Le 8 mai 1429, l’armée anglaise, qui assiégeait la ville d’Orléans, est contrainte de battre en retraite suite à la perte de trois bastilles essentielles (Saint-Loup, les Augustins et les Tourelles). Poursuivis par Jeanne d’Arc (1412-1431) et ses capitaines, les Anglais se replient dans les places fortes de Jargeau, Meung-sur-Loire et Beaugency situées dans l’arrière-pays orléanais, mais ces dernières cèdent en quelques semaines devant des Français galvanisés par le charisme de Jeanne d’Arc et la victoire d’Orléans. Jargeau tombe le 12 juin, Meung le 14 et Beaugency le 16.

Fuyant cette dernière forteresse, le capitaine anglais John TALBOT (1384-1453) rejoint une armée de secours venue de Paris et commandée par John FASTOLF (1380-1459). Les deux capitaines décident d’affronter Jeanne d’Arc en rase campagne à Patay (25 km au nord-ouest d’Orléans) le 18 juin. Ne renouvelant pas les erreurs du passé, la cavalerie lourde française n’attaque pas frontalement mais de flanc les lignes des archers anglais. Une attaque qui plus est par surprise, car la position des « longbowmen » avait été repérée par une reconnaissance préalable (1). Incapables d’affronter au corps à corps l’avant-garde française lourdement armée, les archers furent massacrés et, avec eux, c’est toute l’armée anglaise qui fut emportée dans la défaite ce jour-là (2).

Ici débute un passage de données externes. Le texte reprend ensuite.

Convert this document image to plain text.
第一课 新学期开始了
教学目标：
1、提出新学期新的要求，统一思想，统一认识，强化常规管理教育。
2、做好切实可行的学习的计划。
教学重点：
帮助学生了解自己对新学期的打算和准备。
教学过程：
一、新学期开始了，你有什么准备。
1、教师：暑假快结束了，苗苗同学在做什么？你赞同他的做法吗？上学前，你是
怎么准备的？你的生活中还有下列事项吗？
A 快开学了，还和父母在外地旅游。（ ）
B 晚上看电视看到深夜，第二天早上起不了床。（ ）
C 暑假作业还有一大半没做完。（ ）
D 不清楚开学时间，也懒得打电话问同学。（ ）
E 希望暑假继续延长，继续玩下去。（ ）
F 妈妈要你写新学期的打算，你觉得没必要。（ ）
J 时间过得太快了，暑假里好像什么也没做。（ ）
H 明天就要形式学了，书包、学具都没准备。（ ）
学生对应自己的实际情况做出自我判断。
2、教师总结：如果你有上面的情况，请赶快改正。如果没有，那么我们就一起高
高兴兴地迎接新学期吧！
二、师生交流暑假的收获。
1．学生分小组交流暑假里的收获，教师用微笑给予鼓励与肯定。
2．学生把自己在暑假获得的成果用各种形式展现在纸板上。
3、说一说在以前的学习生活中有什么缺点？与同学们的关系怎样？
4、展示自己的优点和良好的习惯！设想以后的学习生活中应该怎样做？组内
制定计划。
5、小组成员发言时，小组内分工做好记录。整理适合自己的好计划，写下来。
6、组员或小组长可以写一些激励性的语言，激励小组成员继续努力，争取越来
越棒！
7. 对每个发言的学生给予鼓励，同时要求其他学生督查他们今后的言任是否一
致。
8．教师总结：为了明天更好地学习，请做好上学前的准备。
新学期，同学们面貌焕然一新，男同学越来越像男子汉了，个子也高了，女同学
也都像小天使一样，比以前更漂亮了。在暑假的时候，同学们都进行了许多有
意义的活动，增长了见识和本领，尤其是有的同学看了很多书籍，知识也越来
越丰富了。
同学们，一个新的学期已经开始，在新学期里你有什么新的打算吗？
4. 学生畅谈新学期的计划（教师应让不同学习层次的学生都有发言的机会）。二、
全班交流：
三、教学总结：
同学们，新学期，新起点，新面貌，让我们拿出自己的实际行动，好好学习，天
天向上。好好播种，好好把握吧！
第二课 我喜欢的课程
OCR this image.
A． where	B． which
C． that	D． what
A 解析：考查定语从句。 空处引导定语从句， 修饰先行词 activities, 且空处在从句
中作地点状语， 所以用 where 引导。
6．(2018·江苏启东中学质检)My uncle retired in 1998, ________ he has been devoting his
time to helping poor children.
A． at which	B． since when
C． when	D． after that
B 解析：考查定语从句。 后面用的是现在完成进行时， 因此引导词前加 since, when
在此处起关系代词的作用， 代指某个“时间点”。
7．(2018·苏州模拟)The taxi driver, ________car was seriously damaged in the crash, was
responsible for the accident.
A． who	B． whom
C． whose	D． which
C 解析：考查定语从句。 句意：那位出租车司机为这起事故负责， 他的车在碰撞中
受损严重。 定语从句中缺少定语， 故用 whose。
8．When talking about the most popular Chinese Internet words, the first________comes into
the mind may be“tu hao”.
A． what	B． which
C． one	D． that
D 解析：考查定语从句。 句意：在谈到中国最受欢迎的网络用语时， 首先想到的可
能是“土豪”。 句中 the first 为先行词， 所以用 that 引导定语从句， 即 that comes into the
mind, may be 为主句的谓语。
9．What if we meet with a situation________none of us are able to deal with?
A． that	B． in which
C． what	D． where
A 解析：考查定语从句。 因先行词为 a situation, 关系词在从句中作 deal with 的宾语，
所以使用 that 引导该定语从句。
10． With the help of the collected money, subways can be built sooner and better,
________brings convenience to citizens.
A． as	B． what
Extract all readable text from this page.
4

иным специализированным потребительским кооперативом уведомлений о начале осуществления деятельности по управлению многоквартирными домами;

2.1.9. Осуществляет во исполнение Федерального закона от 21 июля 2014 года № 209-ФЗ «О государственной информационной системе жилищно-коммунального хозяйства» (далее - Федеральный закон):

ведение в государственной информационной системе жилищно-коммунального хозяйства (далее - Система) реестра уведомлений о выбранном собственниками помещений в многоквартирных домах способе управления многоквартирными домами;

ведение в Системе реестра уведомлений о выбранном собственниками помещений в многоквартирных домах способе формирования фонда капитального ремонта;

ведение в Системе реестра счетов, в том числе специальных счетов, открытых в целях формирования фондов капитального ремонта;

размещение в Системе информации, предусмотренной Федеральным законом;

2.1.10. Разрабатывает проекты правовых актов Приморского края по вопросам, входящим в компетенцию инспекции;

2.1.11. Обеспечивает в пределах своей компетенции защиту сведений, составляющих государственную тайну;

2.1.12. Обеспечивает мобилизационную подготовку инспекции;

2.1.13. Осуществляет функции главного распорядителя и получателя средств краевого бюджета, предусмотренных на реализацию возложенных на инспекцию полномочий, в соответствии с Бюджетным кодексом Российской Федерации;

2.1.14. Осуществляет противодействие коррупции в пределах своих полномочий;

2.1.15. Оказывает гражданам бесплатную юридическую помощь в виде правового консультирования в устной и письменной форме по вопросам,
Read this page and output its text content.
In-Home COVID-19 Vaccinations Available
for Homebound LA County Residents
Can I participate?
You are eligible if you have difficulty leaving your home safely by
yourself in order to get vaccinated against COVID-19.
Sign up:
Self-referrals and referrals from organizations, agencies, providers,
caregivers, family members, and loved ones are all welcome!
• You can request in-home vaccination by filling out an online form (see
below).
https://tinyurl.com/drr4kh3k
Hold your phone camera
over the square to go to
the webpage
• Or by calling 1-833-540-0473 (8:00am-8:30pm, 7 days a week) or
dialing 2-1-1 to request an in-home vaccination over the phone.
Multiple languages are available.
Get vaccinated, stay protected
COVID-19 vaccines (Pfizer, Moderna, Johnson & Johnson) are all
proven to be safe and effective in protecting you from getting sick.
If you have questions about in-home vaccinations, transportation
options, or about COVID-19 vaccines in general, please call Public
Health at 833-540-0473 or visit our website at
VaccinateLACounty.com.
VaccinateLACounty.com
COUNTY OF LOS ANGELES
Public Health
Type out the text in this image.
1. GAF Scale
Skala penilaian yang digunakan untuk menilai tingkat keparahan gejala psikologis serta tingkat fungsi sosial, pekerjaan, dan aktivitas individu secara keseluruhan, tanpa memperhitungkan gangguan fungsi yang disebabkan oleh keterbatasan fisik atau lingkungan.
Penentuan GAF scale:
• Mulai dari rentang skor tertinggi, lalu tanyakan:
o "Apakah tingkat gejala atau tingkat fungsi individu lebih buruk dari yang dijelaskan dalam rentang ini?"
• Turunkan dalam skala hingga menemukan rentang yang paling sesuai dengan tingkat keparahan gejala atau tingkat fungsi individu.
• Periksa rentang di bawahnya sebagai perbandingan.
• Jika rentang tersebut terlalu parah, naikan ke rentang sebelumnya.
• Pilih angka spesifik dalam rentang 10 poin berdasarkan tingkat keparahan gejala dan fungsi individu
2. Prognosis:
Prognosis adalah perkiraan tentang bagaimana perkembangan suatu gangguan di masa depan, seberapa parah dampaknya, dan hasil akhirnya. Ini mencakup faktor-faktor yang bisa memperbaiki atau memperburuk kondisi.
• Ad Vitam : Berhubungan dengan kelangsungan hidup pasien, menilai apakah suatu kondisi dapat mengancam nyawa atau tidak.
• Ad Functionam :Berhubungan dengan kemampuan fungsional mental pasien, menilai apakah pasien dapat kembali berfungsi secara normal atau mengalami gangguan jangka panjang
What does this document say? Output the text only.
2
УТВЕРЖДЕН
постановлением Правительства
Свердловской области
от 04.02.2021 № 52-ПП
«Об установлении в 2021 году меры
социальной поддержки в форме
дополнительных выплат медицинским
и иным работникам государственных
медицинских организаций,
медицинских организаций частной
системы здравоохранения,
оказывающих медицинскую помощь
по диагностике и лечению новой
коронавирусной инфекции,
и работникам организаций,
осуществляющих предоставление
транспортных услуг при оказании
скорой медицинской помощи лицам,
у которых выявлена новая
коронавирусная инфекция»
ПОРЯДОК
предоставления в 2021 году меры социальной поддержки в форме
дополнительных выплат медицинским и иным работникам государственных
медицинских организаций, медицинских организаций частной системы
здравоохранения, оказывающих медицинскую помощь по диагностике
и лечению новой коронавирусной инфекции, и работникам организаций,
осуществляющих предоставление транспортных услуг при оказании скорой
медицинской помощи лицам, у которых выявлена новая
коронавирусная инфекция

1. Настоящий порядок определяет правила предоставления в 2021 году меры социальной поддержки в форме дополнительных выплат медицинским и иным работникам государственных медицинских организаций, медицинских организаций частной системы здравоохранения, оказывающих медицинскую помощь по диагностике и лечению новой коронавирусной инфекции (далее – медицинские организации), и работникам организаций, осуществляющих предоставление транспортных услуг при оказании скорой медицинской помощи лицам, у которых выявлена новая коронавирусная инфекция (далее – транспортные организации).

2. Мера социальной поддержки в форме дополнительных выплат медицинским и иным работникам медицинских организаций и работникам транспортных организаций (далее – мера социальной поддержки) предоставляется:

Lointaine revanche de la défaite d’Azincourt, la bataille de Patay est remportée par le Connétable Arthur de RICHEMONT (1393-1458) en l’absence de Jeanne d’Arc. TALBOT y est capturé et mis à rançon, ajoutant au retentissement d’une confrontation déjà amplifiée par la levée du siège d’Orléans un mois auparavant. Non seulement la conquête anglaise vers le sud est stoppée, mais la confiance et l’initiative ont désormais changé de camp.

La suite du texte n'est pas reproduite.